For dynamic wallet monitoring (for example, when a new user deposits to a unique XRPL address), use the XRNotify API to add account filters to an existing subscription or create new subscriptions on the fly. The PATCH endpoint lets you update a subscription's account filters without recreating it:

curl -X PATCH https://api.xrnotify.io/v1/webhooks/wh_3kTm8vQpZr1x \
  -H "Authorization: Bearer xrn_live_k1_YOUR_API_KEY" \
  -H "Content-Type: application/json" \
  -d '{
    "account_filters": [
      "rN7n3473SaZBCG4dFL83w7p1W9cgZw6im3",
      "rLdinLq5CJood9wdjY9ZCdgycK8KGEvkUj",
      "rPT1Sjq2YGrBMTttX4GZHjKu9dyfzbpAYe"
    ]
  }'

This is particularly useful for exchanges and custodial platforms where new deposit addresses are generated frequently. Automate account-filter updates in your onboarding flow so that every new wallet is covered by XRNotify within seconds of creation.

Plan Limits and Upgrades

The XRNotify free tier supports up to 10 webhook subscriptions and 10,000 deliveries per month. If your volume exceeds this, upgrade to the Pro or Enterprise tier for higher limits, priority support, and dedicated infrastructure. Visit the XRNotify pricing page for current plan details.

Summary

You now have a complete, production-ready pipeline for monitoring XRPL wallets in real time with XRNotify.

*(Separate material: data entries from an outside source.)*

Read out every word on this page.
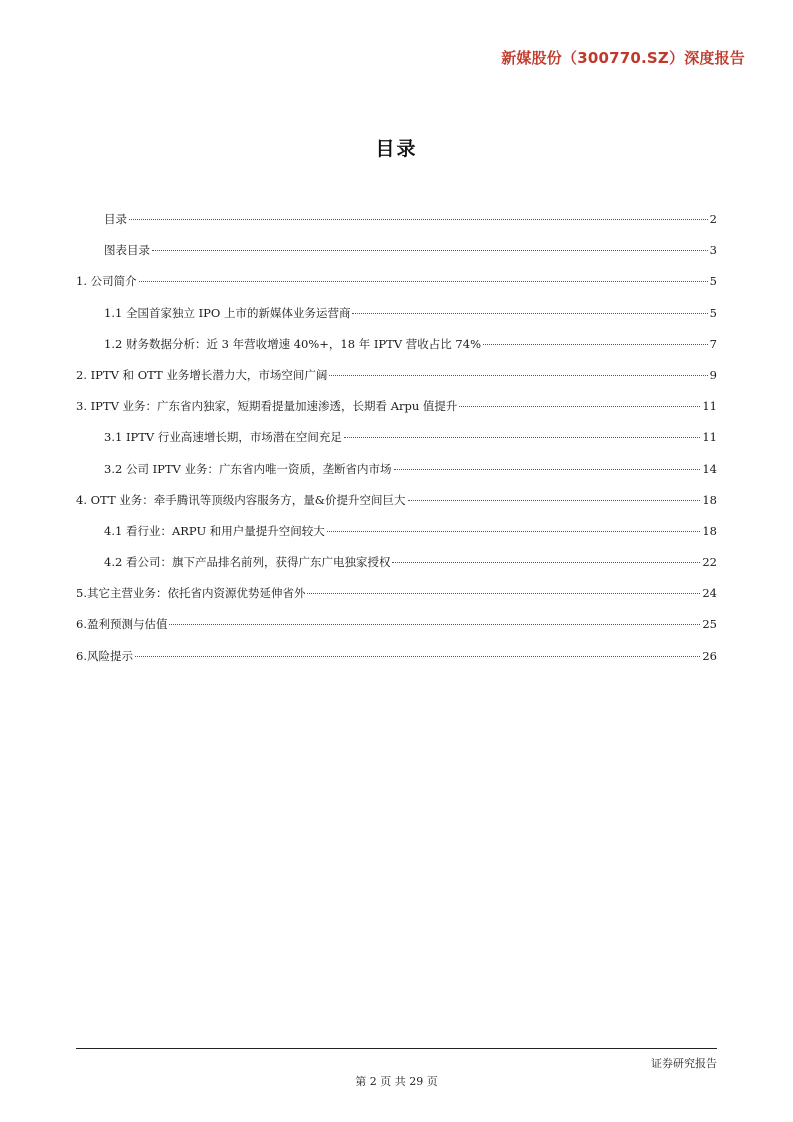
新媒股份（300770.SZ）深度报告
目录
目录	2
图表目录	3
1. 公司简介	5
1.1 全国首家独立 IPO 上市的新媒体业务运营商	5
1.2 财务数据分析：近 3 年营收增速 40%+，18 年 IPTV 营收占比 74%	7
2. IPTV 和 OTT 业务增长潜力大，市场空间广阔	9
3. IPTV 业务：广东省内独家，短期看提量加速渗透，长期看 Arpu 值提升	11
3.1 IPTV 行业高速增长期，市场潜在空间充足	11
3.2 公司 IPTV 业务：广东省内唯一资质，垄断省内市场	14
4. OTT 业务：牵手腾讯等顶级内容服务方，量&价提升空间巨大	18
4.1 看行业：ARPU 和用户量提升空间较大	18
4.2 看公司：旗下产品排名前列，获得广东广电独家授权	22
5.其它主营业务：依托省内资源优势延伸省外	24
6.盈利预测与估值	25
6.风险提示	26
证券研究报告
第 2 页 共 29 页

To recap the eight steps:

Create an XRNotify account and generate your API key.
Create a webhook subscription with event types and account filters via the XRNotify API.
Build an endpoint that accepts POST requests and responds with a 2xx status code quickly.
Verify every delivery using the HMAC-SHA256 signature in the X-XRNotify-Signature header.
Parse XRNotify's normalized event payload and route by event type.
Handle retries gracefully with idempotent processing keyed on the event ID.
Monitor delivery health, latency, and success rates in the XRNotify dashboard.
Scale by splitting webhooks across event types, account sets, and microservices.

XRNotify handles the complex infrastructure of subscribing to XRPL nodes, normalizing transaction data, and ensuring reliable delivery so that you can focus on building your application logic. Whether you are tracking a single wallet or thousands, XRNotify gives you the real-time visibility you need to build responsive, reliable XRPL applications.